At the close of the HK business day the onshore yuan (CNY) stood at 6.8109, confirming the PBoC’s market view; the offshore deliverable CNY (or CNH) traded at 6.8165.
Today’s stronger yuan was helped by better than expected Chinese economic data. The September manufacturing PMI came in at 51.5 from 51.0 in August. The non-manufacturing gauge also rose to 55.9 from August’s 55.2. Both index readings beat expectations.
A sub-index of new export orders for factories was at 50.8 for September, the first time it reached expansion territory (50 or stronger) this year. With strong exports expected to continue, the yuan took encouragement.
I do not, however, believe that the recent pause in the yuan’s sharp rise from end-May 2020 to September 15 is about to resume with any real conviction.
China’s economy will continue to outperform.
But US election uncertainties will without doubt continue to weigh on US and most global stocks.

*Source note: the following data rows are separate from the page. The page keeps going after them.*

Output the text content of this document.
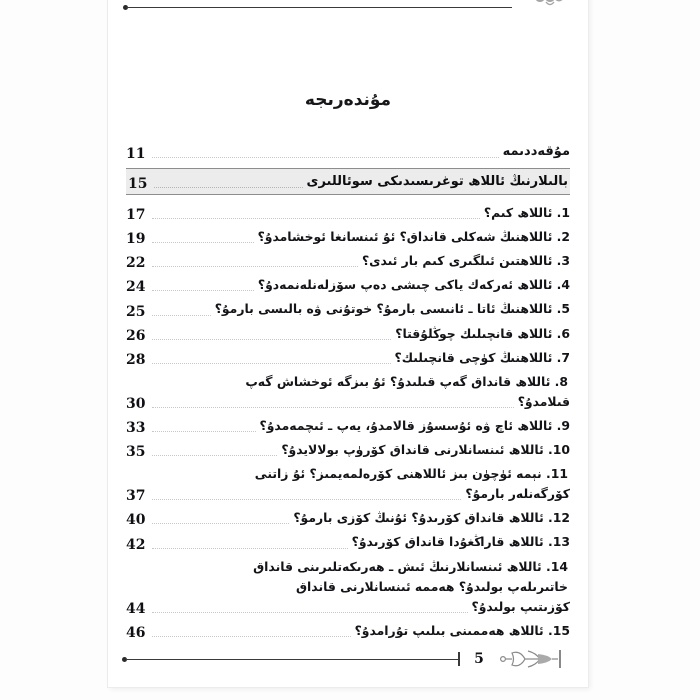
مۇندەرىجە
مۇقەددىمە
11
بالىلارنىڭ ئاللاھ توغرىسىدىكى سوئاللىرى
15
1. ئاللاھ كىم؟
17
2. ئاللاھنىڭ شەكلى قانداق؟ ئۇ ئىنسانغا ئوخشامدۇ؟
19
3. ئاللاھتىن ئىلگىرى كىم بار ئىدى؟
22
4. ئاللاھ ئەركەك ياكى چىشى دەپ سۆزلەنلەنمەدۇ؟
24
5. ئاللاھنىڭ ئاتا ـ ئانىسى بارمۇ؟ خوتۇنى ۋە بالىسى بارمۇ؟
25
6. ئاللاھ قانچىلىك چوڭلۇقتا؟
26
7. ئاللاھنىڭ كۈچى قانچىلىك؟
28
8. ئاللاھ قانداق گەپ قىلىدۇ؟ ئۇ بىزگە ئوخشاش گەپ
قىلامدۇ؟
30
9. ئاللاھ ئاچ ۋە ئۇسسۇز قالامدۇ، يەپ ـ ئىچمەمدۇ؟
33
10. ئاللاھ ئىنسانلارنى قانداق كۆرۈپ بولالايدۇ؟
35
11. نېمە ئۈچۈن بىز ئاللاھنى كۆرەلمەيمىز؟ ئۇ زاتنى
كۆرگەنلەر بارمۇ؟
37
12. ئاللاھ قانداق كۆرىدۇ؟ ئۇنىڭ كۆزى بارمۇ؟
40
13. ئاللاھ قاراڭغۇدا قانداق كۆرىدۇ؟
42
14. ئاللاھ ئىنسانلارنىڭ ئىش ـ ھەرىكەتلىرىنى قانداق
خاتىرىلەپ بولىدۇ؟ ھەممە ئىنسانلارنى قانداق
كۆزىتىپ بولىدۇ؟
44
15. ئاللاھ ھەممىنى بىلىپ تۇرامدۇ؟
46
5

The high degree of uncertainty as to whether the election will be uncontested supports the safe haven demand for the US dollar as it has since the beginning of September.
The dollar (on the dollar index DXY) had declined from 102.8170 on March 20 to 92.1440 on August 31. Since then, it has risen in fits and starts and traded at a recent high of 94.6420 on September 25.
Today’s trading range so far is 93.7920 to 94.0380.
The chaotic presidential election debate drove the DXY back above the 93 handle.
Assuming that greater political calm returns prior to year-end, the dollar will resume its decline. The currency’s fundamentals are only getting worse.
With a weakening dollar and continuing Chinese economic strength, the yuan will resume its climb, targeting the April 2019 high of 6.7024.